With Indiana annual precipitation over the last century increasing by 5.6 inches, farms are experiencing heavy rainfall that is not only more intense but also more frequent. Pearson indicated that there is a 42% increase in the amount of rain falling during these heavy downpours with a projected pattern of a 6% – 8% increase in annual rainfall by mid-century.
“When it comes to precipitation, even though the spring/fall projected rainfall is at an increase, all of that is occurring when precipitation is already falling,” he said. The result is more intense rain events during those time periods. Unfortunately, despite the increased numbers in spring and autumn rains, the summer months are showing a slight decline in precipitation.

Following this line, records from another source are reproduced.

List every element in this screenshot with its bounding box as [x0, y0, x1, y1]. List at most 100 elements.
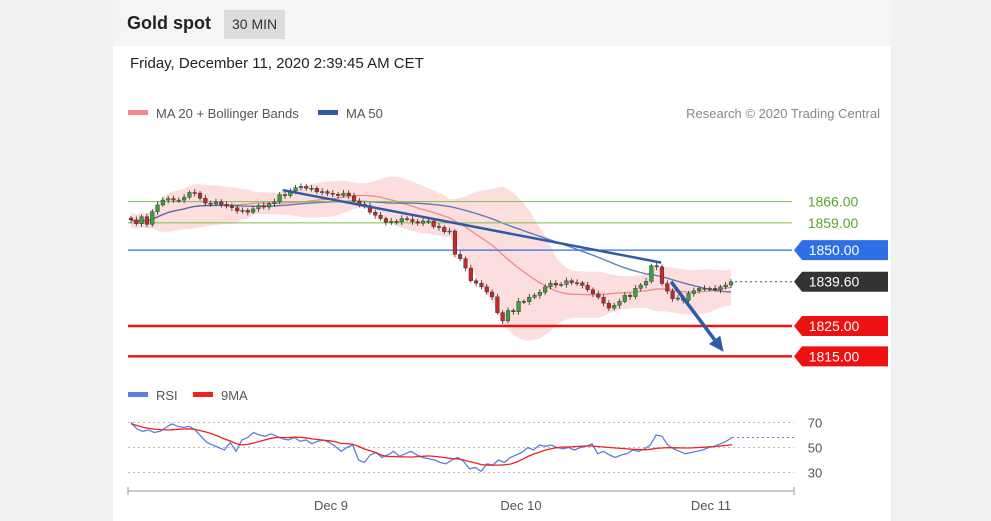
- rsi-tick-label: 70: [808, 416, 822, 431]
- candle: [643, 281, 649, 286]
- candle: [511, 310, 516, 312]
- legend-label: MA 20 + Bollinger Bands: [156, 106, 299, 121]
- candle: [596, 293, 601, 298]
- pivot-price-label: 1850.00: [809, 242, 860, 258]
- forecast-arrow-shaft: [669, 280, 717, 341]
- candle: [272, 201, 277, 204]
- current-price-box: [794, 271, 888, 292]
- resistance-trendline: [282, 188, 662, 264]
- candle: [521, 301, 526, 303]
- candle: [675, 297, 680, 300]
- candle: [351, 195, 357, 202]
- candle: [436, 226, 442, 228]
- timeframe-button[interactable]: 30 MIN: [224, 10, 286, 39]
- candle: [474, 280, 479, 284]
- candle: [139, 216, 144, 224]
- candle: [197, 192, 203, 199]
- candle: [304, 186, 309, 189]
- candle: [336, 194, 341, 196]
- legend-swatch: [128, 392, 148, 397]
- instrument-title: Gold spot: [127, 13, 211, 33]
- candle: [659, 266, 665, 284]
- candle: [633, 288, 638, 297]
- candle: [431, 220, 436, 227]
- candle: [383, 218, 388, 223]
- candle: [399, 218, 404, 223]
- price-legend: MA 20 + Bollinger Bands MA 50: [128, 106, 383, 121]
- candle: [728, 281, 734, 286]
- candle: [219, 201, 224, 205]
- candle: [628, 295, 633, 297]
- candle: [617, 301, 622, 306]
- candle: [405, 218, 410, 220]
- candle: [378, 215, 383, 219]
- rsi-line: [130, 422, 733, 473]
- candle: [144, 216, 149, 225]
- candle: [245, 210, 250, 213]
- candle: [532, 295, 537, 298]
- candle: [548, 283, 553, 288]
- candle: [468, 267, 473, 281]
- candle: [590, 289, 596, 295]
- candle: [213, 201, 219, 204]
- candle: [702, 288, 707, 290]
- candle: [128, 217, 134, 221]
- candle: [447, 230, 452, 233]
- candle: [309, 188, 314, 190]
- x-tick-label: Dec 9: [314, 498, 348, 513]
- candle: [325, 191, 330, 194]
- support-price-label: 1815.00: [809, 348, 860, 364]
- candle: [505, 310, 511, 322]
- candle: [606, 303, 611, 309]
- rsi-tick-label: 30: [808, 466, 822, 481]
- candle: [654, 265, 659, 268]
- candle: [691, 290, 696, 294]
- candle: [537, 292, 542, 296]
- candle: [314, 188, 319, 193]
- chart-datetime: Friday, December 11, 2020 2:39:45 AM CET: [130, 55, 424, 72]
- candle: [150, 211, 155, 225]
- candle: [203, 198, 208, 204]
- candle: [182, 197, 187, 201]
- candle: [490, 291, 495, 298]
- candle: [601, 296, 606, 304]
- candle: [649, 265, 654, 282]
- legend-swatch: [128, 110, 148, 115]
- legend-label: 9MA: [221, 388, 248, 403]
- legend-swatch: [318, 110, 338, 115]
- candle: [718, 286, 723, 291]
- candle: [574, 282, 580, 284]
- candle: [155, 204, 160, 212]
- candle: [240, 210, 245, 212]
- candle: [171, 198, 176, 201]
- candle: [569, 280, 574, 283]
- rsi-legend: RSI 9MA: [128, 388, 248, 403]
- candle: [256, 205, 261, 210]
- candle: [410, 219, 415, 222]
- candle: [665, 283, 670, 292]
- candle: [723, 284, 728, 288]
- candle: [559, 284, 564, 286]
- candle: [330, 193, 335, 195]
- x-tick-label: Dec 10: [500, 498, 541, 513]
- candle: [251, 208, 256, 213]
- candle: [346, 192, 351, 197]
- candle: [452, 230, 457, 255]
- chart-credit: Research © 2020 Trading Central: [686, 106, 880, 121]
- candle: [707, 288, 712, 290]
- candle: [580, 282, 585, 286]
- candle: [697, 288, 702, 292]
- candle: [670, 290, 675, 299]
- support-price-box: [794, 346, 888, 367]
- candle: [585, 285, 590, 290]
- candle: [277, 194, 282, 203]
- candle: [495, 296, 500, 313]
- ma50-line: [130, 200, 732, 293]
- candle: [527, 296, 532, 302]
- candle: [420, 220, 426, 224]
- support-price-label: 1825.00: [809, 318, 860, 334]
- current-price-label: 1839.60: [809, 274, 860, 290]
- pivot-price-box: [794, 240, 888, 261]
- candle: [261, 205, 266, 208]
- candle: [341, 192, 346, 196]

Orchards are experiencing a change in chilling hours needed for fruit production. Schmitz pointed out the significance of a decrease in chilling hours available to help fruit trees initiate bud and bloom growth in spring. “Changes in chilling hours will change the types of fruit trees or varieties that we can grow,” he warned. Also, the increase in heat stress is mainly due to increases in overnight temperatures, especially when the low temperature does not get below 68º or 70º. “That increases heat stress for humans and increases heat stress on plants,” Schmitz said.
Autumn fertilizer applications are also affected by temperature fluctuations. “If it’s hitting 50º soil temperatures in February, how much fall-applied nitrogen are we still going to have when it comes time to plant crops in the spring?” he queried. While autumn nitrogen fertilizer application continues to be popular because of equipment availability, better soil conditions and competing springtime field activities, scientists are evaluating the elimination of autumn nitrogen applications due to earlier warm soil temperatures.
In closing, Schmitz offered, “We can manage for change and adapt our farm to not only be able to keep profitability and what we are producing, but provide some mitigatory aspects to our system so that it can be more profitable under a changing climate. Or we can do nothing and have no clue long-term exactly what those outcomes might be.”
As a farm is first starting to think about what it might need to look at concerning changing climates, the USDA Adaptation in Agriculture workbook gives ways to think about what your priorities might be.
The workbook’s first strategy addresses maintaining and improving soil health. It recommends minimizing soil disturbance by avoiding or reducing tillage, utilizing cover crops, increasing soil organic matter and diversifying with crop rotations. Windbreaks for soil erosion and subsurface drainage are also suggested.
A second strategy is how to reduce risks from warmer and drier conditions by including a selection of longer growing season or drought-resistant crop varieties and improving efficiency of any irrigation systems. The adjustment of the timing of planting to earlier dates would also help avoid heat stress during critical periods of plant development.
For more information, the workbook resource is available free online at climatehubs.usda.gov/sites/default/files/AdaptationResourcesForAgriculture.pdf.
Perhaps the beloved Dr. Seuss character the Lorax said it best: “Unless someone like you cares a whole awful lot, nothing is going to get better, it’s not.”